Some weak Flyers’ defense spotted the Islanders the first goal, as Scott Mayfield was able to skate close to the net and fire it top shelf nearly unbothered. The goal came less than 10 minutes into the first, putting the Flyers behind the eight-ball early yet again.
Their relented first strike beckoned a struggle-fest for the Flyers, as the Isles looked to be up a man in even-strength play, keeping the puck in their zone and applying ample pressure on Hart as the Flyers were unable to jumpstart their offense.
As could have been expected, the continued buzzing in their offensive zone created yet another goal, as New York was able to tease Hart to one side of the goal, opening the net wide open for Andy Green, who finished the job to claim a 2-0 advantage.
Needing to be reminded things could possibly get worse, a power play opportunity for the Islanders kept their momentum at the four-minute mark — but the Flyers thankfully were able to kill it off. A high stick inside one minutes by Jake Voracek — a questionable penalty — gave the Isles yet another man up try, which the PK unit also shut down.
Do I hear a third straight Flyers penalty? A bad substitution put too many men on the ice, putting Philly once again on its heals.
Later, after that penalty had expired, the Flyers and Hart gave up another bad goal in the second half of the second period. Brock Nelson took advantage of the Flyers moving slowly to give them an insurmountable 3-0 lead.
For whatever reason, the Flyers have been unable to figure out how to make the most of power play chances.
Claude Giroux spoke about how hard it is to win a series without utilizing the five-on-four.
“I’ll be the first one to blame myself,” he said before Game 7. “We just need to get on the same page. At the end of the day, you just need to figure it out. It doesn’t have to be pretty. We just need to figure it out.”
The Flyers had a chance to reverse fortune on the power play pretty early, and they were able to handle the puck well and create a handful of opportunities, but none of them manifested in a goal. The empty man-advantage was the team’s 12th in a row without a score in the Islanders series.
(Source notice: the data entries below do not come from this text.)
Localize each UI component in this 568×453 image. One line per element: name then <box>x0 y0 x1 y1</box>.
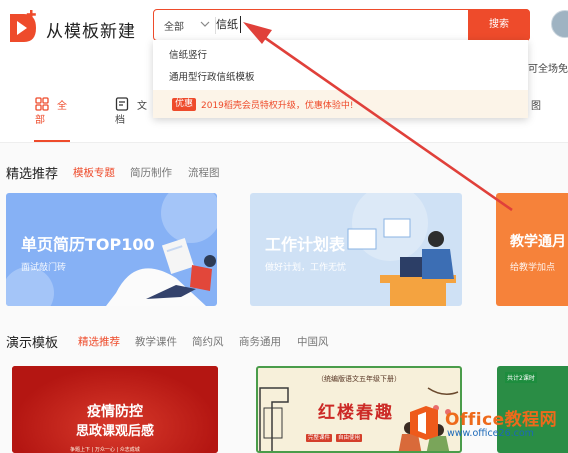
category-document-label-2: 档 <box>115 115 125 126</box>
promo-text[interactable]: 2019稻壳会员特权升级，优惠体验中! <box>201 98 354 111</box>
card-title: 红楼春趣 <box>318 403 394 423</box>
banner-teaching[interactable]: 教学通月 给教学加点 <box>496 193 568 306</box>
docer-logo-icon[interactable] <box>8 10 38 44</box>
search-input[interactable]: 信纸 <box>216 16 238 32</box>
chevron-down-icon[interactable] <box>198 17 212 31</box>
search-suggestions: 信纸竖行 通用型行政信纸模板 优惠 2019稻壳会员特权升级，优惠体验中! <box>153 40 528 118</box>
category-image[interactable]: 图 <box>531 97 541 112</box>
banner-title: 单页简历TOP100 <box>21 235 155 254</box>
card-button-free-use: 自由使用 <box>336 434 363 442</box>
section-title-featured: 精选推荐 <box>6 167 59 182</box>
avatar[interactable] <box>551 10 568 38</box>
card-title: 疫情防控 <box>87 404 143 420</box>
category-document-label: 文 <box>137 101 147 112</box>
promo-badge: 优惠 <box>172 98 197 111</box>
card-button-courseware: 完整课件 <box>306 434 333 442</box>
category-all-label: 全 <box>57 101 67 112</box>
office-logo-icon <box>410 406 438 440</box>
tab-courseware[interactable]: 教学课件 <box>135 334 177 349</box>
document-icon <box>115 97 129 111</box>
search-category-select[interactable]: 全部 <box>164 18 184 33</box>
banner-subtitle: 做好计划，工作无忧 <box>265 263 347 273</box>
banner-title: 工作计划表 <box>265 235 346 254</box>
watermark-url: www.office26.com <box>447 428 534 439</box>
suggestion-item[interactable]: 信纸竖行 <box>169 47 207 61</box>
promo-right-text[interactable]: 可全场免费 <box>528 60 568 75</box>
page-title: 从模板新建 <box>46 22 136 42</box>
search-box[interactable]: 全部 信纸 搜索 <box>153 9 530 41</box>
active-tab-underline <box>34 140 70 142</box>
watermark-text: Office教程网 <box>445 410 558 430</box>
tab-flowchart[interactable]: 流程图 <box>188 165 220 180</box>
banner-title: 教学通月 <box>510 234 566 250</box>
grid-icon <box>35 97 49 111</box>
tab-resume[interactable]: 简历制作 <box>130 165 172 180</box>
banner-resume[interactable]: 单页简历TOP100 面试敲门砖 <box>6 193 217 306</box>
tab-recommended[interactable]: 精选推荐 <box>78 334 120 349</box>
section-title-presentations: 演示模板 <box>6 336 59 351</box>
card-title-2: 思政课观后感 <box>75 424 154 439</box>
suggestion-item[interactable]: 通用型行政信纸模板 <box>169 69 255 83</box>
banner-work-plan[interactable]: 工作计划表 做好计划，工作无忧 <box>250 193 462 306</box>
card-subtitle: 争题上下 | 万众一心 | 众志成城 <box>70 447 140 453</box>
tab-business[interactable]: 商务通用 <box>239 334 281 349</box>
tab-featured-topics[interactable]: 模板专题 <box>73 165 115 180</box>
card-tag: 共计2课时 <box>505 372 537 383</box>
text-caret <box>240 16 241 33</box>
template-card-epidemic[interactable]: 疫情防控 思政课观后感 争题上下 | 万众一心 | 众志成城 <box>12 366 218 453</box>
banner-subtitle: 给教学加点 <box>510 263 556 273</box>
tab-chinese-style[interactable]: 中国风 <box>297 334 329 349</box>
tab-minimal[interactable]: 简约风 <box>192 334 224 349</box>
banner-subtitle: 面试敲门砖 <box>21 263 67 273</box>
search-button[interactable]: 搜索 <box>468 9 530 41</box>
category-all-label-2: 部 <box>35 115 45 126</box>
promo-banner[interactable]: 优惠 2019稻壳会员特权升级，优惠体验中! <box>153 90 528 118</box>
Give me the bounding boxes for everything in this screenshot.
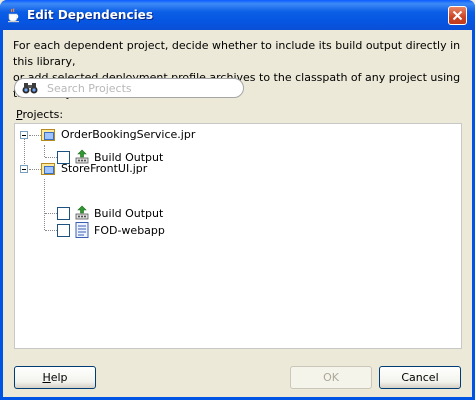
dialog-window: Edit Dependencies For each dependent pro… — [0, 0, 475, 400]
help-button[interactable]: Help — [14, 366, 96, 389]
projects-tree[interactable]: OrderBookingService.jpr Build Output Sto… — [14, 123, 462, 349]
project-folder-icon — [41, 129, 55, 141]
title-bar[interactable]: Edit Dependencies — [0, 0, 475, 30]
ok-button[interactable]: OK — [290, 366, 372, 389]
window-title: Edit Dependencies — [27, 8, 153, 22]
tree-connector — [29, 135, 41, 136]
tree-connector — [45, 213, 57, 214]
search-field[interactable] — [14, 78, 244, 98]
binoculars-icon — [22, 83, 38, 94]
help-label-rest: elp — [50, 371, 68, 384]
close-button[interactable] — [448, 6, 467, 25]
tree-node-orderbookingservice[interactable]: OrderBookingService.jpr — [61, 128, 195, 141]
tree-node-fod-webapp[interactable]: FOD-webapp — [94, 224, 165, 237]
search-input[interactable] — [47, 81, 237, 95]
tree-connector — [45, 230, 57, 231]
coffee-cup-icon — [8, 8, 19, 23]
cancel-button[interactable]: Cancel — [379, 366, 461, 389]
tree-connector — [29, 169, 41, 170]
build-output-icon — [75, 205, 89, 220]
description-line-1: For each dependent project, decide wheth… — [13, 39, 461, 68]
projects-label-rest: rojects: — [22, 108, 64, 121]
tree-branch-line-2 — [44, 179, 45, 230]
checkbox-storefront-build-output[interactable] — [57, 207, 70, 220]
tree-connector — [45, 157, 57, 158]
tree-node-build-output[interactable]: Build Output — [94, 207, 163, 220]
close-icon — [452, 10, 463, 21]
collapse-toggle-orderbooking[interactable] — [20, 131, 28, 139]
dialog-body: For each dependent project, decide wheth… — [3, 30, 472, 397]
tree-branch-line-1 — [44, 145, 45, 157]
help-mnemonic: H — [42, 371, 51, 384]
checkbox-fod-webapp[interactable] — [57, 224, 70, 237]
project-folder-icon — [41, 163, 55, 175]
collapse-toggle-storefront[interactable] — [20, 165, 28, 173]
tree-node-storefrontui[interactable]: StoreFrontUI.jpr — [61, 162, 147, 175]
deployment-profile-icon — [75, 222, 89, 238]
tree-root-line — [24, 136, 25, 168]
projects-label: Projects: — [16, 108, 63, 121]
A 13th opportunity came in the third period at a key spot, with the game on the verge of falling out of competitiveness, but despite some formulaic control in the offensive zone, nothing constructive transpired.
The fact that throughout a seven-game series Philadelphia had gotten just 13 power play tries (fewer than two per game) is a testament to just how disciplined the Islanders have been over the last two weeks.
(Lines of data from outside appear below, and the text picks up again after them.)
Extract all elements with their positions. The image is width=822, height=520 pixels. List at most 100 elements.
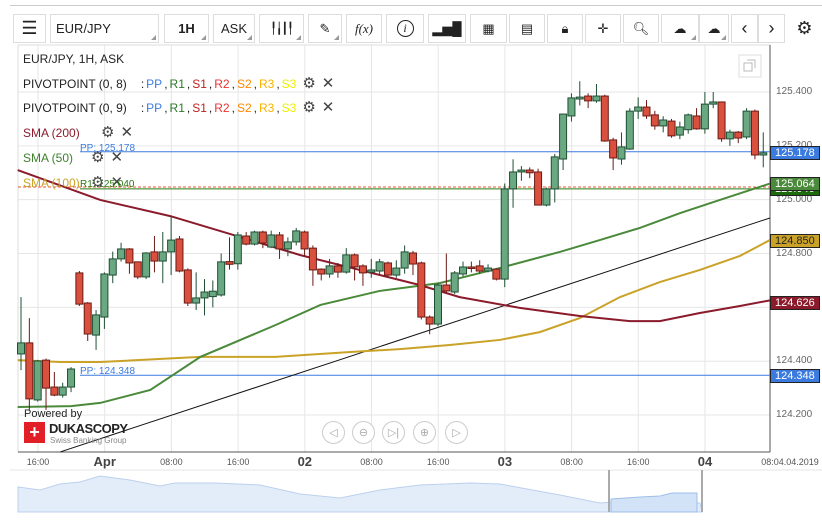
gear-icon[interactable]: ⚙ <box>302 100 315 115</box>
candle-body <box>83 302 92 335</box>
candle-down <box>308 245 317 286</box>
candle-up <box>58 382 67 398</box>
scroll-left-button[interactable]: ◁ <box>322 421 345 444</box>
candle-up <box>450 271 459 294</box>
candle-body <box>292 230 301 243</box>
candle-body <box>42 359 51 389</box>
candle-up <box>459 261 468 277</box>
candle-down <box>609 137 618 171</box>
candle-down <box>534 168 543 206</box>
candle-up <box>559 113 568 171</box>
close-icon[interactable]: ✕ <box>322 100 335 115</box>
candle-down <box>467 261 476 273</box>
candle-up <box>617 132 626 165</box>
candle-body <box>700 103 709 130</box>
zoom-in-icon: ⊕ <box>419 427 430 439</box>
candle-body <box>308 247 317 271</box>
candle-down <box>242 231 251 246</box>
candle-body <box>267 234 276 248</box>
candle-down <box>584 93 593 109</box>
candle-up <box>192 272 201 311</box>
key-s3: S3 <box>281 77 297 91</box>
gear-icon[interactable]: ⚙ <box>302 76 315 91</box>
navigator[interactable] <box>10 469 822 513</box>
candle-down <box>133 261 142 280</box>
key-r2: R2 <box>214 101 230 115</box>
candle-body <box>383 262 392 276</box>
candle-body <box>200 291 209 299</box>
go-latest-button[interactable]: ▷| <box>382 421 405 444</box>
legend-sep: : <box>140 101 145 115</box>
candle-up <box>700 92 709 134</box>
candle-body <box>108 258 117 276</box>
candle-up <box>142 252 151 280</box>
candle-body <box>750 110 759 156</box>
x-tick-label: 08:00 <box>160 457 183 467</box>
brand-name: DUKASCOPY <box>49 421 128 436</box>
r1-label: R1: 125.040 <box>80 179 135 190</box>
candle-down <box>83 301 92 342</box>
candle-body <box>150 251 159 262</box>
candle-down <box>350 253 359 281</box>
candle-body <box>600 95 609 142</box>
candle-up <box>367 258 376 278</box>
candle-body <box>350 254 359 268</box>
chart-title: EUR/JPY, 1H, ASK <box>23 52 124 66</box>
candle-body <box>317 268 326 275</box>
candle-down <box>125 248 134 274</box>
indicator-lines <box>17 169 771 453</box>
candle-up <box>67 367 76 393</box>
candle-body <box>650 114 659 127</box>
candle-body <box>192 297 201 304</box>
candle-body <box>500 188 509 280</box>
skip-end-icon: ▷| <box>387 427 400 439</box>
zoom-in-button[interactable]: ⊕ <box>413 421 436 444</box>
zoom-out-icon: ⊖ <box>358 427 369 439</box>
x-tick-label: 08:00 <box>560 457 583 467</box>
candle-body <box>584 95 593 102</box>
candle-down <box>750 109 759 160</box>
candle-up <box>33 359 42 402</box>
zoom-out-button[interactable]: ⊖ <box>352 421 375 444</box>
y-tick-label: 125.400 <box>776 86 813 97</box>
candle-body <box>300 231 309 250</box>
candle-down <box>650 110 659 130</box>
candle-down <box>75 271 84 307</box>
candle-body <box>609 139 618 159</box>
candle-up <box>509 159 518 208</box>
candle-down <box>183 268 192 307</box>
candle-body <box>367 269 376 273</box>
close-icon[interactable]: ✕ <box>121 125 134 140</box>
candle-down <box>383 261 392 277</box>
candle-body <box>550 156 559 190</box>
candle-up <box>434 283 442 327</box>
candle-down <box>358 264 367 286</box>
candle-body <box>709 101 718 105</box>
brand-sub: Swiss Banking Group <box>50 436 127 445</box>
x-tick-label: 04 <box>697 454 713 469</box>
legend-sep: : <box>140 77 145 91</box>
candle-body <box>684 114 693 131</box>
candle-down <box>717 101 726 142</box>
candle-up <box>725 129 734 146</box>
popout-button[interactable] <box>738 54 762 78</box>
candle-down <box>734 131 743 144</box>
candle-up <box>92 310 101 350</box>
candle-body <box>592 95 601 102</box>
candle-body <box>659 119 668 127</box>
candle-body <box>275 234 284 250</box>
candle-body <box>17 342 25 355</box>
candle-body <box>634 106 643 112</box>
candle-body <box>442 284 451 292</box>
candle-body <box>33 360 42 401</box>
candle-body <box>692 115 701 130</box>
pp-bottom-label: PP: 124.348 <box>80 366 136 377</box>
gear-icon[interactable]: ⚙ <box>101 125 114 140</box>
candle-down <box>692 108 701 130</box>
scroll-right-button[interactable]: ▷ <box>445 421 468 444</box>
legend-label: SMA (100) <box>23 176 80 190</box>
candle-body <box>517 169 526 173</box>
candle-body <box>375 261 384 272</box>
candle-up <box>659 116 668 133</box>
close-icon[interactable]: ✕ <box>322 76 335 91</box>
Appropriately, the Flyers were also putrid with an extra attacker on offense one last time, as they relented an empty-net goal after pulling Carter Hart late to underline the futility the team brought to the rink for Game 7.
Remember watching Game 6 and seeing that the Flyers trailed in shots by more than 20 heading into the two overtime periods?
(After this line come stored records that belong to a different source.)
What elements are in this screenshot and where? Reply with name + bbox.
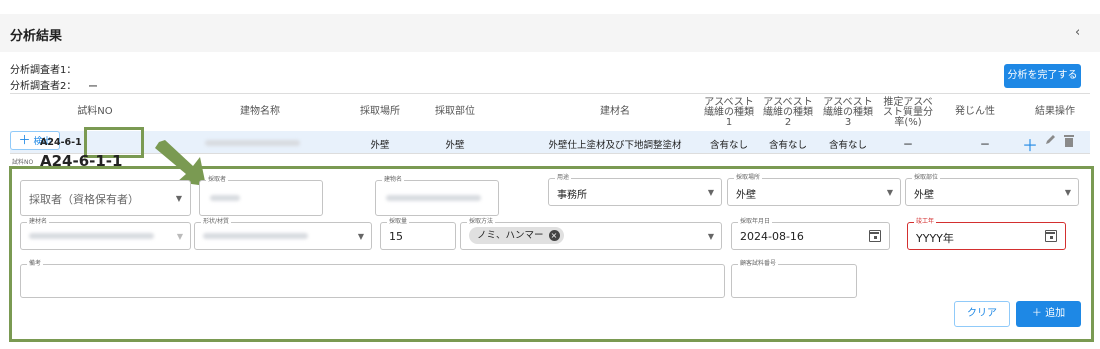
- dropdown-arrow-icon: ▼: [357, 232, 364, 241]
- dropdown-arrow-icon: ▼: [175, 194, 182, 203]
- investigator-1-label: 分析調査者1：: [10, 65, 77, 76]
- usage-select[interactable]: 用途 事務所 ▼: [548, 173, 722, 206]
- part-value: 外壁: [914, 190, 934, 201]
- add-button[interactable]: ＋ 追加: [1016, 301, 1081, 327]
- ratio-cell: ー: [903, 140, 913, 151]
- shape-select[interactable]: 形状/材質 ▼: [194, 217, 372, 250]
- method-chip[interactable]: ノミ、ハンマー ×: [469, 227, 564, 244]
- field-label: 備考: [27, 259, 44, 269]
- add-icon[interactable]: ＋: [1022, 132, 1038, 156]
- building-name-field[interactable]: 建物名: [375, 175, 499, 216]
- field-label: 採取年月日: [738, 217, 773, 227]
- amount-value: 15: [389, 230, 403, 243]
- column-header: 結果操作: [1035, 106, 1075, 117]
- table-header: 試料NO 建物名称 採取場所 採取部位 建材名 アスベスト 繊維の種類 1 アス…: [10, 93, 1090, 132]
- field-label: 採取量: [387, 217, 410, 227]
- calendar-icon[interactable]: [1045, 230, 1057, 242]
- part-cell: 外壁: [445, 140, 465, 151]
- field-label: 採取部位: [912, 173, 941, 183]
- column-header: 発じん性: [955, 106, 995, 117]
- place-value: 外壁: [736, 190, 756, 201]
- material-cell: 外壁仕上塗材及び下地調整塗材: [548, 140, 682, 151]
- field-label: 竣工年: [914, 217, 937, 227]
- column-header: 採取部位: [435, 106, 475, 117]
- collector-placeholder: 採取者（資格保有者）: [29, 193, 139, 206]
- date-value: 2024-08-16: [740, 230, 804, 243]
- collector-select[interactable]: 採取者（資格保有者） ▼: [20, 180, 191, 216]
- field-label: 採取方法: [467, 217, 496, 227]
- material-name-field[interactable]: 建材名 ▼: [20, 217, 191, 250]
- dropdown-arrow-icon: ▼: [176, 232, 183, 241]
- date-field[interactable]: 採取年月日 2024-08-16: [731, 217, 890, 250]
- page-title: 分析結果: [10, 29, 63, 44]
- title-bar: [0, 14, 1100, 52]
- investigator-2-value: ー: [88, 82, 98, 93]
- dropdown-arrow-icon: ▼: [886, 188, 893, 197]
- fiber-type-2-cell: 含有なし: [768, 140, 807, 151]
- calendar-icon[interactable]: [869, 230, 881, 242]
- redacted-value: [29, 233, 154, 239]
- redacted-value: [210, 195, 240, 201]
- year-field[interactable]: 竣工年 YYYY年: [907, 217, 1066, 250]
- dropdown-arrow-icon: ▼: [1064, 188, 1071, 197]
- dropdown-arrow-icon: ▼: [707, 188, 714, 197]
- chip-close-icon[interactable]: ×: [548, 230, 560, 241]
- column-header: 推定アスベ スト質量分 率(%): [883, 97, 933, 128]
- note-field[interactable]: 備考: [20, 259, 725, 298]
- column-header: アスベスト 繊維の種類 1: [704, 97, 754, 128]
- plus-icon: ＋: [18, 133, 31, 147]
- place-cell: 外壁: [370, 140, 390, 151]
- redacted-value: [203, 233, 308, 239]
- edit-icon[interactable]: [1044, 133, 1056, 150]
- column-header: 建材名: [600, 106, 630, 117]
- clear-button[interactable]: クリア: [954, 301, 1010, 327]
- redacted-building-name: [205, 140, 300, 146]
- field-label: 形状/材質: [201, 217, 232, 227]
- field-label: 建材名: [27, 217, 50, 227]
- field-label: 採取場所: [734, 173, 763, 183]
- column-header: アスベスト 繊維の種類 3: [823, 97, 873, 128]
- column-header: アスベスト 繊維の種類 2: [763, 97, 813, 128]
- collector-name-field[interactable]: 採取者: [199, 175, 323, 216]
- place-select[interactable]: 採取場所 外壁 ▼: [727, 173, 901, 206]
- column-header: 採取場所: [360, 106, 400, 117]
- column-header: 建物名称: [240, 106, 280, 117]
- field-label: 建物名: [382, 175, 405, 185]
- dropdown-arrow-icon: ▼: [707, 232, 714, 241]
- amount-field[interactable]: 採取量 15: [380, 217, 456, 250]
- trash-icon[interactable]: [1064, 134, 1074, 150]
- fiber-type-3-cell: 含有なし: [828, 140, 867, 151]
- customer-sample-no-field[interactable]: 顧客試料番号: [731, 259, 857, 298]
- field-label: 用途: [555, 173, 572, 183]
- usage-value: 事務所: [557, 190, 587, 201]
- redacted-value: [386, 195, 481, 201]
- column-header: 試料NO: [77, 106, 113, 117]
- investigator-2-label: 分析調査者2：: [10, 81, 77, 92]
- year-placeholder: YYYY年: [916, 232, 954, 245]
- fiber-type-1-cell: 含有なし: [709, 140, 748, 151]
- field-label: 採取者: [206, 175, 229, 185]
- part-select[interactable]: 採取部位 外壁 ▼: [905, 173, 1079, 206]
- dust-cell: ー: [980, 140, 990, 151]
- method-chip-label: ノミ、ハンマー: [477, 230, 544, 241]
- chevron-left-icon[interactable]: ‹: [1075, 25, 1080, 40]
- sample-no-heading-label: 試料NO: [12, 159, 34, 166]
- method-select[interactable]: 採取方法 ノミ、ハンマー × ▼: [460, 217, 722, 250]
- field-label: 顧客試料番号: [738, 259, 779, 269]
- complete-analysis-button[interactable]: 分析を完了する: [1004, 64, 1081, 88]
Well, that same sluggish offense showed up in Game 7, as Philly barely mustered 9 shots in the first two periods combined (compared to the Islanders’ 19).
It doesn’t explain their lack of urgency and potency with the puck, but Islanders head coach Barry Trotz’ idea to start back-up goalie Thomas Greiss was one that seemed peculiar at first but really panned out. After scoring five goals against starter Semyon Varlamov in Game 6, having a different netminder was a curveball for the Flyers, who had confidence that they could score at on New York’s No. 1 goalie.
After a rather unimpressive Scott Laughton-Jean Gabriel Pageau fight failed to spark the Flyers, Alain Vigneault went with an extra attacker with more than six minutes to play. Seconds later, Anthony Beauvillier knocked the puck out of the Flyers offensive zone and scored on an empty net.
In a wacky penalty we have to mention here (why not pile on), the Flyers committed a penalty while trying with a 6-on-5 a second time, putting too many (count em, seven) on the ice inside the four-minute mark.